The woman, Saadiya Mohamed Abdel Latief Hamed, died in Kafr El-Sheikh
province and is Egypt's 26th bird flu victim, MENA said, citing a health
ministry statement.

She was admitted to hospital on April 15 suffering from fever and
difficulty breathing, and tests confirmed she was infected with H5N1
avian flu. MENA said she had been exposed to infected household poultry.

A 6-year-old boy and a 25-year-old woman died from the H5N1 virus on
Tuesday and Wednesday, respectively, and an Egyptian woman contracted
the virus on Thursday.

Egypt, harder hit by bird flu than any other country outside Asia, has
seen a surge of cases in recent weeks, with eight new human infections
in April alone -- as many as in all of 2008.
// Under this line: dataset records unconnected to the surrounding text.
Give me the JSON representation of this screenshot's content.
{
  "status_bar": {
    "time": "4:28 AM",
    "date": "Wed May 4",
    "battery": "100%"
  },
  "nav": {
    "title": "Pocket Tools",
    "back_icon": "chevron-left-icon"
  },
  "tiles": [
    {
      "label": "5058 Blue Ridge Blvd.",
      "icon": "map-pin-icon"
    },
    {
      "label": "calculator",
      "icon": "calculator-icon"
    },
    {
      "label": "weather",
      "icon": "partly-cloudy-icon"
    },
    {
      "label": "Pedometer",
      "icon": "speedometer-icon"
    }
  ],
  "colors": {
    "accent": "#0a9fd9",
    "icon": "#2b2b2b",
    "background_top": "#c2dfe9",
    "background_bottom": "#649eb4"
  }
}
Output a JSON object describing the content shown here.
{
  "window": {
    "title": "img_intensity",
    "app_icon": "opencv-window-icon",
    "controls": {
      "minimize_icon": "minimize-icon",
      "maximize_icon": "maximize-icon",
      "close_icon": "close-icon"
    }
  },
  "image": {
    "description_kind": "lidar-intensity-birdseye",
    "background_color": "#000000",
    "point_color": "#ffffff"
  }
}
Most of the Egyptians infected this year have been young children. While
the avian influenza virus rarely infects people, experts say they fear
it could mutate into a form that people could easily pass to one
another, which might spark a pandemic that could kill millions.

Since 2003, H5N1 has infected more than 400 people in 15 countries and
killed more than 250. It has killed or forced the culling of more than
300 million birds in 61 countries in Asia, the Middle East, Africa and
Europe.

Most Egyptians infected with bird flu had come into contact with
infected domestic birds in a country where some 5 million households
depend on their poultry as a significant source of food and income.

The World Health Organisation said this month it was concerned some
Egyptians may carry the bird flu virus without showing symptoms, and
this could give the virus more scope to mutate to a strain that spreads
easily among humans. Whether such cases exist will be the focus of a
planned Egyptian government study, backed by the global health body.